Con l’ingresso del Carbon Border Adjustment Mechanism (CBAM) nella sua fase definitiva, il tema per le imprese importatrici non è più soltanto legato alla compliance normativa, ma incide direttamente su operatività, continuità dei flussi logistici e controllo dei costi.
In questo contesto Nord Ovest S.p.A., realtà attiva nella logistica internazionale, affianca le aziende nella gestione degli adempimenti CBAM, supportandole lungo l’intero processo: dalle autorizzazioni alla raccolta e validazione dei dati emissivi, fino all’acquisto dei certificati e al costante aggiornamento normativo.
CBAM 2026: obblighi e impatto operativo sulle imprese
Con il regime definitivo entrato in vigore il 1° gennaio 2026, il CBAM ha iniziato a produrre effetti concreti sulla gestione quotidiana delle imprese importatrici. Non si tratta più di un semplice adempimento formale, ma di un sistema che impatta direttamente sui costi e sulla pianificazione delle importazioni.
Gli operatori devono oggi affrontare un insieme articolato di obblighi che comprende autorizzazioni, gestione dei certificati CBAM, verifica dei dati emissivi e presentazione della dichiarazione annuale. La mancata conformità può avere conseguenze rilevanti, che vanno dal blocco delle merci in dogana fino a sanzioni pari a 100 euro per tonnellata, con la possibilità che gli importi risultino anche significativamente più elevati nei casi di irregolarità più gravi. A questo si aggiunge il rischio di rincari fino al 30% quando non vengono utilizzati dati emissivi reali, ma valori predefiniti stabiliti a livello europeo.
Riduzione dei costi CBAM fino al 93% grazie ai dati emissivi reali
Nord Ovest S.p.A. segue oggi circa 60 aziende, in prevalenza importatori di ferro, acciaio, alluminio e cemento, supportandole nella gestione operativa del CBAM. La maggior parte dei casi riguarda imprese di medio-piccole dimensioni, mentre solo una quota limitata supera le 10.000 tonnellate annue.
L’analisi dei casi seguiti evidenzia in modo chiaro quanto la qualità dei dati emissivi possa incidere sull’esposizione economica. Il confronto tra uno scenario worst case, basato su valori predefiniti, e uno scenario costruito su dati reali di filiera mostra riduzioni dei costi CBAM che oscillano tra il 67% e il 93%, con una media intorno all’80%.

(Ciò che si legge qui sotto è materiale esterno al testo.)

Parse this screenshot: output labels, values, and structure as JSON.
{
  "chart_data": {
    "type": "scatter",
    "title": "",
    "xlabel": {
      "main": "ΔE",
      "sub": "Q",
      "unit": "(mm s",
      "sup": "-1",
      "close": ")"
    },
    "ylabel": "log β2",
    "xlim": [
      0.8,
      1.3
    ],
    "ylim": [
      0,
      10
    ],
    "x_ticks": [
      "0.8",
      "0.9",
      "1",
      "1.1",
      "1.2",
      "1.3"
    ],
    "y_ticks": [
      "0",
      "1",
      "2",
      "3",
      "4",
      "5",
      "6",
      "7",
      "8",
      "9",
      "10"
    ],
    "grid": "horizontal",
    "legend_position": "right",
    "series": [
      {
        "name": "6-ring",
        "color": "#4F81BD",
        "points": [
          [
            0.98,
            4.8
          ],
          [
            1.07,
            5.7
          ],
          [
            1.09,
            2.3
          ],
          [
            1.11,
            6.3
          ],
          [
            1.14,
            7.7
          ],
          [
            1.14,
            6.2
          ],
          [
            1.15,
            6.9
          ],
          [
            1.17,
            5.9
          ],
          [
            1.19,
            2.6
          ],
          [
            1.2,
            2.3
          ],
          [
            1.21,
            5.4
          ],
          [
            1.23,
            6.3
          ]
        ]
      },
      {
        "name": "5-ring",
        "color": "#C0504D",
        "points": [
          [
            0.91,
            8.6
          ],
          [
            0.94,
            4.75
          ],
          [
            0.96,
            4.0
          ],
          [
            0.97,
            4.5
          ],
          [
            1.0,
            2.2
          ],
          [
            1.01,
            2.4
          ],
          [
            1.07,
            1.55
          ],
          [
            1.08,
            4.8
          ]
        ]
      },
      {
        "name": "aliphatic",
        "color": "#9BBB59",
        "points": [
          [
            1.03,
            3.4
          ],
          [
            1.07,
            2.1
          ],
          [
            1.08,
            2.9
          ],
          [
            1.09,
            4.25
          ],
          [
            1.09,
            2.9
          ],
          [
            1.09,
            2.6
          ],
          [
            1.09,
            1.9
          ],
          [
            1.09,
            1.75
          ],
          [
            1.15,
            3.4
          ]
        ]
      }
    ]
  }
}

In alcuni casi concreti il risparmio è particolarmente significativo: da oltre 66 mila euro si è scesi a poco più di 13 mila euro, mentre in un altro scenario il costo è passato da oltre 18 mila euro a circa 1.400 euro. Differenze che confermano come il presidio del dato emissivo rappresenti oggi un elemento strategico per la competitività delle imprese importatrici.
Il modello operativo di Nord Ovest nella gestione CBAM
Il supporto offerto da Nord Ovest accompagna le aziende lungo tutto il percorso di gestione del CBAM, a partire dalla corretta classificazione dei codici doganali e dalla definizione del perimetro degli obblighi. L’attività prosegue con l’utilizzo di strumenti digitali dedicati che permettono di elaborare i dati emissivi e confrontare scenari differenti, offrendo così una lettura chiara dell’impatto economico del meccanismo.
Accanto all’analisi, il servizio comprende anche la predisposizione della dichiarazione annuale e la gestione dei certificati sul portale dedicato, oltre a un aggiornamento costante sull’evoluzione normativa europea.
CBAM e competitività: una leva strategica per gli importatori
“Il CBAM è entrato in una fase in cui gli impatti per le imprese sono concreti e non più rinviabili”, spiega Simona Mellano, Responsabile del Reparto Consulting & Academy di Nord Ovest. “Per molte aziende non si tratta solo di rispettare un obbligo normativo, ma di evitare blocchi operativi, contenere i costi e strutturare un processo che richiede metodo, dati affidabili e aggiornamento continuo. È diventato a tutti gli effetti un tema strategico per la competitività degli importatori”.